Despite earning employee of the month, or some other fictitious honor your company bestows on cogs in the corporate wheel to boost morale, we all have days where we fly “below expectations.” Coupled with happy hour-ing until 2 AM the night before, these days lead to dropping balls or leaving something on the back burner for far too long. Unfortunately for you, shit flows down the corporate ladder and you sit directly in the cross hairs of those who created this toxic cesspool.
Whether your typically reserved boss forgot to take his bi-polar meds, or you’re working for Kevin Spacey’s character from Horrible Bosses, we’ve all had a boss skip passive aggressive and go straight to beast mode on your sorry ass. You might not be able to prevent the verbal equivalent of a gang initiation, but you can make a feeble attempt to break your fall:
A good tongue lashing is not unlike shower-room prison sex. It’s unwanted and there’s not a drop of spit used to make the experience more enjoyable. So go in armed with a 2 gallon bucket of lube in the form of distractions, disguised as backup data. Charts, large lists of numbers and complicated contracts/policies are all integral parts of the smoke screen facade you can try to create to reduce the friction.
When all else fails, use your backup chute: “we aren’t saving lives here.” (Note: this will not go over so well if you work at a hospital) Only break this glass in case of emergency. This cushion might lessen the blow of your 10 story fall from grace, but you’re still going to be messed up good.
Kill them with kindness.
Short of getting up and wrapping the VP of Sales in a bear hug, use your inside voice to quell the verbal berating. Yelling back will only add fuel to the fire that has been set at the base of the post you’ve been tied to.
Never tell HR.
If you’ve ever seen a mob or gangster movie, you know the old adage “snitches get stitches.” But instead of stitches you get 4 years of bad reviews and projects not fit for the interns. No matter how close this confrontation comes to physical blows, do what all men do, bury it inside. When HR asks why you’re acting so distant and walking funny, just tell them you fell down the stairs. No matter how long you sit curled up in a cold shower weeping to yourself about how it “wasn’t your fault”, always plead the 5th.

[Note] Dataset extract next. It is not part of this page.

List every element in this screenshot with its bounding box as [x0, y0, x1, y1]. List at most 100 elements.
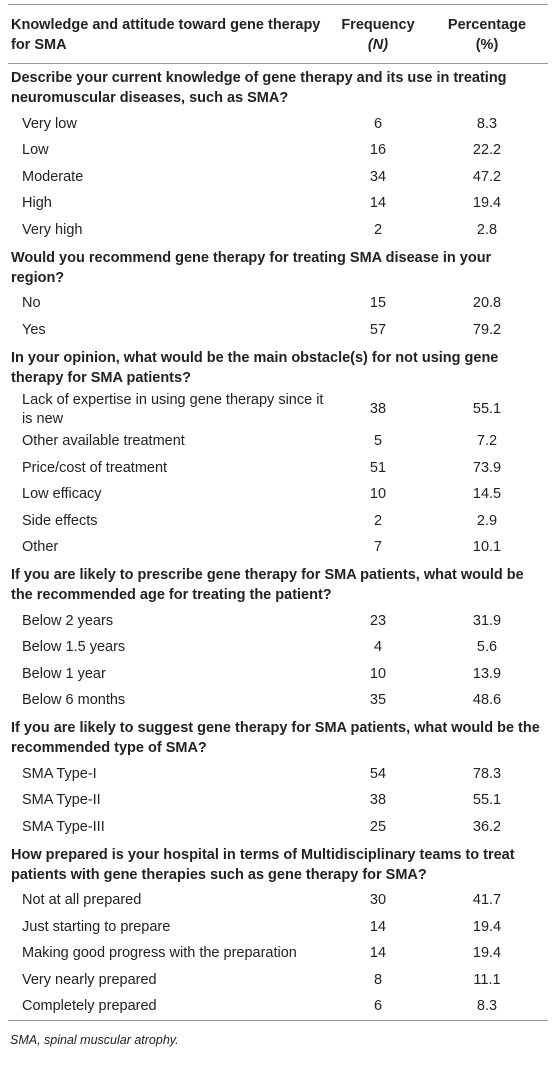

Excuses are for your girlfriend and landlord. Tuck your tail between your legs and take it like a man. Like a great General, sign the surrender papers and lay down your sword like a gentleman. And don’t forget to pull the preemptive Danny Tanner on them and offer up the lesson you learned before your sitcom dad of a boss can get to the “I’m not mad, I’m disappointed” part.
Fall on the sword/take one for the team.
Call it what you want, but there’s something to be said for martyrdom. Being the sacrificial lamb or at least being the first to slaughter is a chivalrous act that will be revered by your coworkers. Like the “walking the mile” scene from Green Mile, all of your cube mates will peer from their open-air offices to see the dead man walking and offer silent prayers for your soul. Your sacrifice will become stuff of legend, discussed at holiday parties and happy hours for years to come.
Middle management and above can sense fear like a bloodhound. Like a shark they hone in on any trace of blood and leave nothing but carnage in their path. But with the right amount of ice water in your veins and balls in your freshly pressed Dockers you can take it on the chin and be a better man for it. A subliminal amount of respect will resonate with your manager if you don’t break stride and remain calm, cool and collected amid a shit storm of anger and threats of termination.
And remember after your soul is crushed and your dreams defeated, stand up and puff that chest with a “thank you sir, may I have another” attitude. Nothing screams power move more than raising a hand to thank the man who just belittled you more than Donald Trump does his Mexican landscapers.